# Broke Water Drain



## theonlypheonix (Oct 8, 2015)

PanJet said:


> Perhaps in purchasing the whole unit, a new filter will come with it as well? GM Part 22937278
> 
> Moral of the story: Be very careful not to over-tighten your water drain plugs. I thought I had been extra careful on mine, but it appears the unit is more fragile than I would have expected.


The filter element should be included with the whole water separator assembly. Look around online you might find it cheaper then the $137.40 from gmpartsonline, although thats a pretty good price considering your are also getting the water sensor and heater along with the housing. Try checking Rock Auto, amazon, and ebay. Two months ago I was able to purchase a brand new complete water separator including filter in original box from ebay for only $39.95 including shipping (cheaper then just the filter).

My 6.0L PS uses a similar black cap for both fuel filters and the oil filter, I never had to torque any of them just needed to snug up a little as the O-rings do all the sealing. Also I use a light application of grease on the o-rings since the diesel fuel causes them to swell a little which makes for a tight hard to remove fit.


----------



## diesel (Jun 8, 2013)

It always felt very fragile to me when I did my fuel filter changes. I no longer bother with opening the drain when I change the filter.


----------



## MP81 (Jul 20, 2015)

Another reason to me not to touch that, and just take the whole cap off.


----------



## KpaxFAQ (Sep 1, 2013)

Good to know! I've drained every oil change but have been really careful tightening it back up. I guess I need to be ever more careful!


----------



## PanJet (Jun 18, 2013)

I'll post a picture of the broken unit later. Right now, I loosely left it on the car sitting in the garage to protect the inside of the water separator from contamination. It's crazy how small of a plastic neck secures the drain.

I confirmed with my dealer this morning - the parts diagram specifically mentions that the cap is not to be sold separately - one must purchase the entire unit. The dealer has one in stock, but wanted $225 for it - funny because my dealer's online eBay store sells it for $150 with free shipping.
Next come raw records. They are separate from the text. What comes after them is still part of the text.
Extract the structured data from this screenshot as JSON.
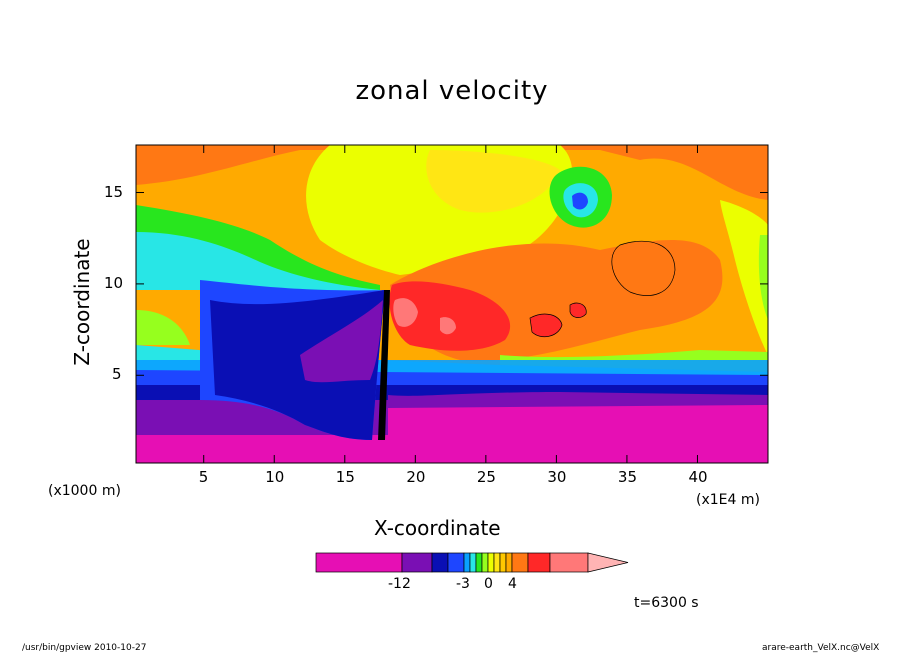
{
  "chart_data": {
    "type": "heatmap",
    "title": "zonal velocity",
    "xlabel": "X-coordinate",
    "ylabel": "Z-coordinate",
    "x_unit": "(x1E4 m)",
    "y_unit": "(x1000 m)",
    "xlim": [
      0.2,
      45
    ],
    "ylim": [
      0.2,
      17.6
    ],
    "x_ticks": [
      5,
      10,
      15,
      20,
      25,
      30,
      35,
      40
    ],
    "y_ticks": [
      5,
      10,
      15
    ],
    "colorbar": {
      "levels": [
        -16,
        -12,
        -9,
        -6,
        -4,
        -3,
        -2,
        -1,
        0,
        1,
        2,
        3,
        4,
        6,
        8
      ],
      "tick_labels": [
        "-12",
        "-3",
        "0",
        "4"
      ],
      "colors": [
        "#e60fb4",
        "#7a0fb4",
        "#0a0fb4",
        "#1e46ff",
        "#0aa0ff",
        "#28e6e6",
        "#28e61e",
        "#96ff1e",
        "#ebff00",
        "#ffe614",
        "#ffc800",
        "#ffaa00",
        "#ff7814",
        "#ff2828",
        "#ff7878",
        "#ffb4b4"
      ]
    },
    "time_label": "t=6300 s"
  },
  "footer": {
    "left": "/usr/bin/gpview  2010-10-27",
    "right": "arare-earth_VelX.nc@VelX"
  }
}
I found a new unit on eBay for $91 including expedited shipping. Since I confirmed with the seller it includes the filter element, I'll look at it as buying the cap for about $20, since I'll have another $70 filter with it. It should be here Wed. Fortunately, I have a second car.


----------



## diesel (Jun 8, 2013)

PanJet said:


> I'll post a picture of the broken unit later. Right now, I loosely left it on the car sitting in the garage to protect the inside of the water separator from contamination. It's crazy how small of a plastic neck secures the drain.
> 
> I confirmed with my dealer this morning - the parts diagram specifically mentions that the cap is not to be sold separately - one must purchase the entire unit. The dealer has one in stock, but wanted $225 for it - funny because my dealer's online eBay store sells it for $150 with free shipping.
> 
> I found a new unit on eBay for $91 including expedited shipping. Since I confirmed with the seller it includes the filter element, I'll look at it as buying the cap for about $20, since I'll have another $70 filter with it. It should be here Wed. Fortunately, I have a second car.


That's a great deal!


----------



## PanJet (Jun 18, 2013)

Well folks, here it is - the tiny little piece of plastic that is the neck of the water drain plug.

Don't break it - it'll cost you.


----------